Doch dieser Weg ist nicht ohne Hoffnung und Begleitung: Mose
baut eine kupferne Schlange und befestigt sie auf Geheiß Gottes an einer
Stange. Jeder der von einer Schlange gebissen wird soll hochschauen und wird
leben.
Nicht das Volk,
sondern jetzt ist der einzelne gefragt. Das hat jemand beim letzten
Bibelgespräch klug herausgelesen. Ein Volk hat Verantwortung, aber auch jeder
Einzelne und jede Einzelne. Wenn Du die Gefahr in dir spürst, wenn Du merkst,
wie Dein Körper und auch Deine Seele vergiftet, dann muss man selbst Verantwortung
übernehmen. Selbst emporschauen. Wer nur den Blick auf den Boden gerichtet hat,
der kann das Zeichen von Gottes Nähe nicht sehen.
Es ist klar, weshalb wir diesen Text heute in der
Passionszeit hören: Bei uns geht es nicht um die kupferne Schlange, bei uns
geht es um den Gekreuzigten. Nicht umsonst gibt es in vielen Krankenhäusern und
Altenheimen Kreuze in den Zimmern. Wenn Du nicht mehr weiter weist, dann schau
auf das Kreuz. Das macht Dich nicht gesund, aber das lässt Dich leben und wenn
es gut geht, dann bekommst Du neue Kraft.
Nicht die eherne Schlange ist magisch und auch kein Kreuz.

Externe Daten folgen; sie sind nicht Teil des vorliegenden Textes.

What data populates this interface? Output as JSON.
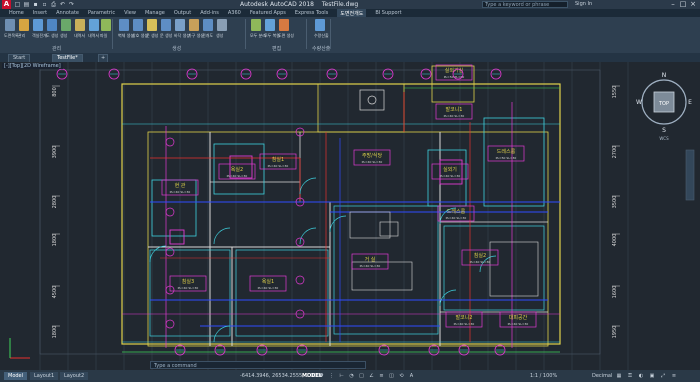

Es ist der Glaube, der einem Zuversicht gibt. Der Glaube, dass bei allen Tief
oder Rückschlägen einer mitgeht und Dich nicht verlässt. „Fragst Du wer der
ist. Er heißt Jesu Christ! Es ist kein andrer Gott. Das Feld muss er behalten!“
(Lied: Ein feste Burg, Strophe 2)
Amen!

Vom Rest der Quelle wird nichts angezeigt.